Two Flight Engineers’ Stay Extended; Biology, Maintenance Work Pick Up
Two International Space Station crew members have had their stay onboard the orbiting lab extended to nearly a year. Meanwhile, space biology and life support maintenance kept the Expedition 65 crew busy on Tuesday.
With the plans for Russian spaceflight participants to visit the space station as part of the Soyuz MS-19 crew in October 2021, NASA astronaut Mark Vande Hei and Roscosmos cosmonaut Pyotr Dubrov will remain aboard the station until March 2022. Upon return to Earth, Vande Hei will hold the record for longest single spaceflight for an American.
A potential benefit to this extension is NASA gaining deeper insight into how the human body adapts to life in microgravity for longer periods of time. This research helps prepare for Artemis missions to the Moon and eventually long-duration missions to Mars, as well as provides critical opportunities for additional research to be conducted aboard the station that can benefit life on Earth.
Rodents living on the station will soon be studied to understand how microgravity affects a variety of biological systems and processes. NASA Flight Engineers Megan McArthur and Shane Kimbrough began their day Tuesday training for the Rodent Research-1 Demonstration (RR-D1) experiment that will take place inside the Kibo laboratory module.

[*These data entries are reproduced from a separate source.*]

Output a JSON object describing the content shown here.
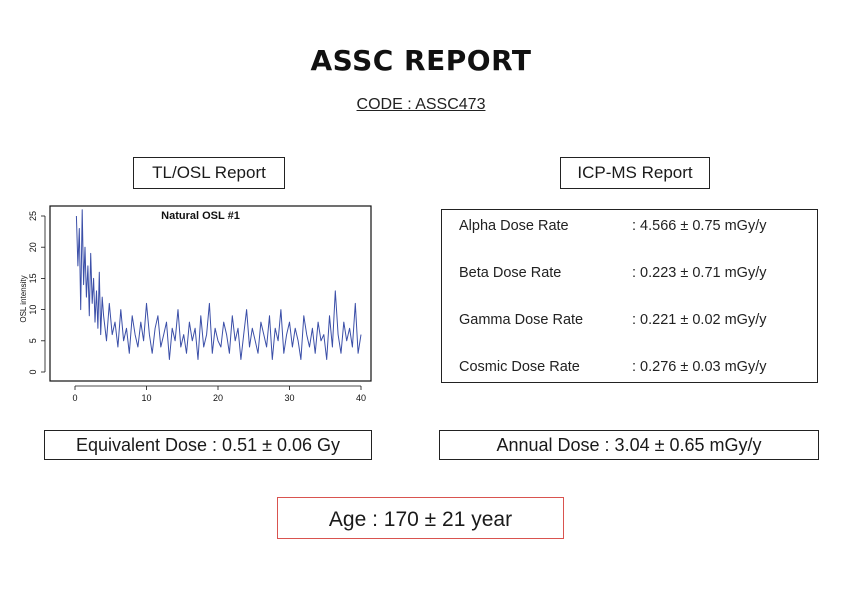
{
  "report": {
    "title": "ASSC REPORT",
    "code": "CODE : ASSC473"
  },
  "sections": {
    "tlosl_label": "TL/OSL Report",
    "icpms_label": "ICP-MS Report"
  },
  "icpms": {
    "rows": [
      {
        "name": "Alpha Dose Rate",
        "value": ": 4.566 ± 0.75 mGy/y"
      },
      {
        "name": "Beta Dose Rate",
        "value": ": 0.223 ± 0.71 mGy/y"
      },
      {
        "name": "Gamma Dose Rate",
        "value": ": 0.221 ± 0.02 mGy/y"
      },
      {
        "name": "Cosmic Dose Rate",
        "value": ": 0.276 ± 0.03 mGy/y"
      }
    ]
  },
  "results": {
    "equivalent_dose": "Equivalent Dose : 0.51 ± 0.06 Gy",
    "annual_dose": "Annual Dose : 3.04 ± 0.65 mGy/y",
    "age": "Age : 170 ± 21 year"
  },
  "colors": {
    "series": "#3b4fa8",
    "age_border": "#d9534f"
  },
  "chart_data": {
    "type": "line",
    "title": "Natural OSL #1",
    "xlabel": "",
    "ylabel": "OSL intensity",
    "xlim": [
      0,
      40
    ],
    "ylim": [
      0,
      26
    ],
    "xticks": [
      0,
      10,
      20,
      30,
      40
    ],
    "yticks": [
      0,
      5,
      10,
      15,
      20,
      25
    ],
    "x": [
      0.2,
      0.4,
      0.6,
      0.8,
      1.0,
      1.2,
      1.4,
      1.6,
      1.8,
      2.0,
      2.2,
      2.4,
      2.6,
      2.8,
      3.0,
      3.2,
      3.4,
      3.6,
      3.8,
      4.0,
      4.4,
      4.8,
      5.2,
      5.6,
      6.0,
      6.4,
      6.8,
      7.2,
      7.6,
      8.0,
      8.4,
      8.8,
      9.2,
      9.6,
      10.0,
      10.4,
      10.8,
      11.2,
      11.6,
      12.0,
      12.4,
      12.8,
      13.2,
      13.6,
      14.0,
      14.4,
      14.8,
      15.2,
      15.6,
      16.0,
      16.4,
      16.8,
      17.2,
      17.6,
      18.0,
      18.4,
      18.8,
      19.2,
      19.6,
      20.0,
      20.4,
      20.8,
      21.2,
      21.6,
      22.0,
      22.4,
      22.8,
      23.2,
      23.6,
      24.0,
      24.4,
      24.8,
      25.2,
      25.6,
      26.0,
      26.4,
      26.8,
      27.2,
      27.6,
      28.0,
      28.4,
      28.8,
      29.2,
      29.6,
      30.0,
      30.4,
      30.8,
      31.2,
      31.6,
      32.0,
      32.4,
      32.8,
      33.2,
      33.6,
      34.0,
      34.4,
      34.8,
      35.2,
      35.6,
      36.0,
      36.4,
      36.8,
      37.2,
      37.6,
      38.0,
      38.4,
      38.8,
      39.2,
      39.6,
      40.0
    ],
    "y": [
      25,
      17,
      23,
      10,
      26,
      14,
      20,
      12,
      17,
      9,
      19,
      11,
      15,
      8,
      13,
      7,
      16,
      6,
      12,
      9,
      5,
      11,
      6,
      8,
      4,
      10,
      5,
      7,
      3,
      9,
      6,
      4,
      8,
      5,
      11,
      6,
      3,
      7,
      9,
      4,
      6,
      8,
      2,
      7,
      5,
      10,
      4,
      6,
      3,
      8,
      5,
      7,
      2,
      9,
      4,
      6,
      11,
      3,
      7,
      5,
      4,
      8,
      6,
      3,
      9,
      5,
      7,
      2,
      6,
      10,
      4,
      7,
      5,
      3,
      8,
      6,
      4,
      9,
      2,
      7,
      5,
      10,
      3,
      6,
      8,
      4,
      7,
      5,
      2,
      9,
      6,
      4,
      7,
      3,
      8,
      5,
      6,
      2,
      9,
      4,
      13,
      6,
      3,
      8,
      5,
      7,
      4,
      11,
      3,
      6
    ]
  }
}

Afterward, Commander Akihiko Hoshide of the Japan Aerospace Exploration Agency joined Flight Engineer Thomas Pesquet of ESA (European Space Agency) and took their turn studying for the upcoming RR-D1 study. The rodents will live in JAXA’s Mouse Habitat Unit and the experiment will be housed inside Kibo’s Life Science Glovebox. The biology study specifically aims to understand how weightlessness impacts normal skin function and wound healing.
Vande Hei, with assistance from Kimbrough, removed support components today that kept a new carbon dioxide (CO2) scrubber attached to the SpaceX Cargo Dragon spaceship during its flight to the station last month. The device that cleans the station’s atmosphere of CO2 will soon be installed in the U.S. Destiny laboratory module.
Dubrov and fellow cosmonaut Oleg Novitskiy are still reconfiguring the station’s Russian segment following their two spacewalks on Sept. 3 and Sept. 9. The duo also took turns wearing heart monitoring gear. Dubrov then began setting up a laptop computer and a European robotic arm controller inside the Nauka multipurpose laboratory module.